Steve and Mariana are both right. You can carry on with your normal process and accept that you will get different (not necessarily bad) results. Or you can figure out how to get somewhat similar results using a different flour by doing some experiments. Which you want to do depends on what you are trying to achieve. What will be the inoculation (fraction of starter) in the final dough? What type of flour(s) in the main dough? Do you have an open or a rigid time frame to mature the starter and make the bread? How consistent do the results really need to be (like do you just want good bread, or the same bread)? 

I will agree with Steve that your feeding plan quickly nets a whole lot of starter (for a home baker). Are you making a lot of bread at the end of that process? If not, you might want to discard and feed to get the amount to something manageable (eg - I keep about 100 gr of starter. When I bake, I use 80 gr for the bake, and feed the last 20 gr with 40 gr of flour and enough water to form a paste and let that mature for my next bake, no waste, small quantities).

barbthehomebaker's picture
barbthehomebaker

First of all, I would like to thank all of you who answered my question.

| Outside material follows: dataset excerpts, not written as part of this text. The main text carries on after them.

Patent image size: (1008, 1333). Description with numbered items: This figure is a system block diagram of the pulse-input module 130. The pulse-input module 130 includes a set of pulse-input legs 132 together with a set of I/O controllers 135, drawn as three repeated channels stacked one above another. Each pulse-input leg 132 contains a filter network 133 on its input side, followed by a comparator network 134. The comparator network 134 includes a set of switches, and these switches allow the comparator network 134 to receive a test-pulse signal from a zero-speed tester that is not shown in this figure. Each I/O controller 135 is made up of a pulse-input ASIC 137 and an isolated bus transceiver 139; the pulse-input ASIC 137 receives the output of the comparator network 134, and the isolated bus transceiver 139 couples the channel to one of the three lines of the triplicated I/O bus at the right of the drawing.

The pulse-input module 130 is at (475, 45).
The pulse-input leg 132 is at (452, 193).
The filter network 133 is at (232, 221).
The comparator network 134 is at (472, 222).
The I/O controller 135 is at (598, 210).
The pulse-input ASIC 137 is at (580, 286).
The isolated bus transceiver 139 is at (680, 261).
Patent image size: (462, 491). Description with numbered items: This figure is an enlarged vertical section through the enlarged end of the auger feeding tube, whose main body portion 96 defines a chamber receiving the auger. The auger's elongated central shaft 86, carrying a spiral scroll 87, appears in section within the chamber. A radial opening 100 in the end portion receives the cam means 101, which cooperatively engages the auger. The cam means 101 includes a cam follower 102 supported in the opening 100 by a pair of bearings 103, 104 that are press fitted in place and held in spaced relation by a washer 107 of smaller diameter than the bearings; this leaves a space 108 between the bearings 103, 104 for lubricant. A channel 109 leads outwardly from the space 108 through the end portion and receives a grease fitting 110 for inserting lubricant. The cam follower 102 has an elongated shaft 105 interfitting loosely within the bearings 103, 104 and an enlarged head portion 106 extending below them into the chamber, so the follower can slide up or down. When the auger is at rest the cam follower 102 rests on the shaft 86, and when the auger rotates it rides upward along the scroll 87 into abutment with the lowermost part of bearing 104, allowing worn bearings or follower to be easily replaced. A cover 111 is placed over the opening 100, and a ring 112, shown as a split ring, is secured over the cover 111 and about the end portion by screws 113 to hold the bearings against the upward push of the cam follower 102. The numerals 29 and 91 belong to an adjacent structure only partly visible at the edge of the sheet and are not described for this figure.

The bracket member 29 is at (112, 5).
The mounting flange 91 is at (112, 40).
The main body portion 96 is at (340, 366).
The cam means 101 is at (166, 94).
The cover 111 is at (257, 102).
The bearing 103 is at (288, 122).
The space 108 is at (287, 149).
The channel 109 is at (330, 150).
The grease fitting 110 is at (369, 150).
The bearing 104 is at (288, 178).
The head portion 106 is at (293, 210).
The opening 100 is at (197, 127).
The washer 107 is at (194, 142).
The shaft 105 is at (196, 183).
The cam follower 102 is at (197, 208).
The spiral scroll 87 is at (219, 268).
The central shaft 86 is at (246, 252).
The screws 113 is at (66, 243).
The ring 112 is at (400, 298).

To answer the last question, I keep a micro starter of 30 G and keep it in a shot glass in the refrigerator. At the end of feeding for my baking, I keep out 30 G to keep in the refrigerator. It has yielded two loaves of bread. I don't make Artisan Style loaves. I prefer regular shaped bread loaves. So for me, it works out just fine, and I don't have excess starter to throw out. I bake once a week.

StevenSensei's picture
StevenSensei

Sounds like you are on the right track. It works for you and that's all that really matters! I hope you find a whole wheat version of your starter that works for you as well. I think sometimes we (mostly me) like to make bread overly complicated and focus on all sorts of little details that usually don't make a huge difference to the bread we eat at the end of bake day. 

Looking forward to hearing how it goes for you when you try it with whole wheat. 

- Steven

suminandi's picture
suminandi

In your initial post, it seemed like you ended up with 300+ grams of starter. if you use all of that (less the 30 gr you save) to make two loaves, which perhaps need ~1000 gr of additional flour and X amount of water and other stuff, then you probably will have to adjust the X amount of water in your final dough to get the dough consistency, and resulting bread texture, similar to what you are used to.

If you are replacing the flour in main bread dough also, that will really require a new recipe (or rethink of the current one). If it's just the starter, plow ahead and see what happens. If the dough seems a bit dry, add some water in 10 gram increments until the dough feels right. Letting the starter itself be more or less dry than before is not a big deal - though it will rise slower/faster/differently than before, not just because of hydration, but also because WW has different components to it than all purpose or bread flour. That's why I mentioned "open time frame" in the earlier comment. 

barbthehomebaker's picture
barbthehomebaker

It's been six years since I've made a loaf of sourdough bread. And I can't even remember where this recipe came from except that I've had it for a long time. Steven is right about the water to sourdough starter to flour ratio, it  did seem kind of odd. I'm going to try and give it a tweak and see what happens. I'll start out with less sourdough starter and then follow the bread recipe that came with. I'm looking forward to trying whole wheat starter and experimenting to see if I can get a nice loaf.

This may be a little off topic but I was talking to my friend who is a diabetic and I told her about my sourdough starter and she wanted some, so I sent her some dried starter. I'll be interested to know how hers came out.